Several misconceptions recur when these literatures are collapsed into a single label. One is that coherence is inherently scalar and global. The random-field work shows that coherence is a function over spatial frequency; the Matérn analysis further shows that smoothness and range parameters can govern low- versus high-frequency dependence in different ways (Kleiber, 2015). A second misconception is that stronger smoothing always yields better coherence estimates. Both the periodogram-based random-field pipeline and the InSAR workflows describe an explicit bias–variance trade-off: too little smoothing leaves estimates unstable, while too much hides structure (Kleiber, 2015, Mukherjee et al., 2020). A third is that coherent rasters are automatically physically interpretable. The THz and automotive examples make clear that phase drift, feedback, timing offsets, geometry errors, and phase wrapping directly affect interpretation [(Ravaro et al., 2013); (Tagliaferri et al., 2023)]. A fourth is that computational coherence can be assumed rather than engineered. The light-field and ray-space systems succeed precisely because coherence is recovered through sorting, clustering, and remapping after naïve raster layouts or secondary-ray generation would otherwise destroy it (Reis et al., 2023, Sim et al., 6 May 2026).

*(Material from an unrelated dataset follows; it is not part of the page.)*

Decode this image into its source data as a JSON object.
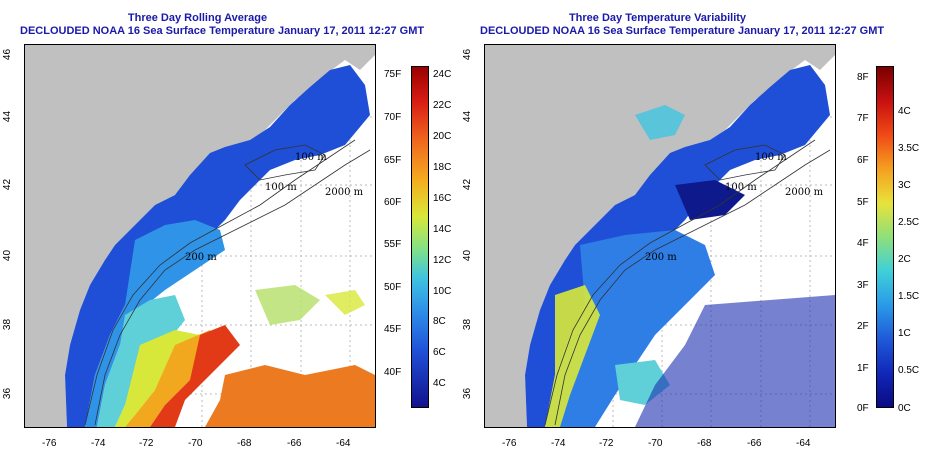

The limitations are correspondingly domain-specific. Stationarity is required for the formal definition of coherence in random fields. InSAR classification methods inherit bias from label generation and can oversmooth narrow coherent structures if MRF regularization is too strong. Detected-image coherence regression degrades under strong domain shift, difficult terrain, or when precise phase information is required. THz raster imaging remains sensitive to optical feedback and mechanical drift. Cooperative radar imaging requires sub-wavelength-equivalent calibration accuracy and nontrivial communication of geometry and timing metadata. Light-field CoherentRaster assumes small enough view clusters that covariance, depth, and SH color vary smoothly within a cluster; larger baselines or stronger view dependence can introduce artifacts.
What emerges from the collected literature is not a single canonical algorithm but a reproducible design pattern. CoherentRaster systems compute directly on the representation where coherence is most useful—frequency grids, interferometric pixels, backprojected spatial rasters, sorted ray bundles, or viewpoint-indexed subpixels—and then organize estimation or rendering so that the coherence structure remains explicit rather than being averaged away.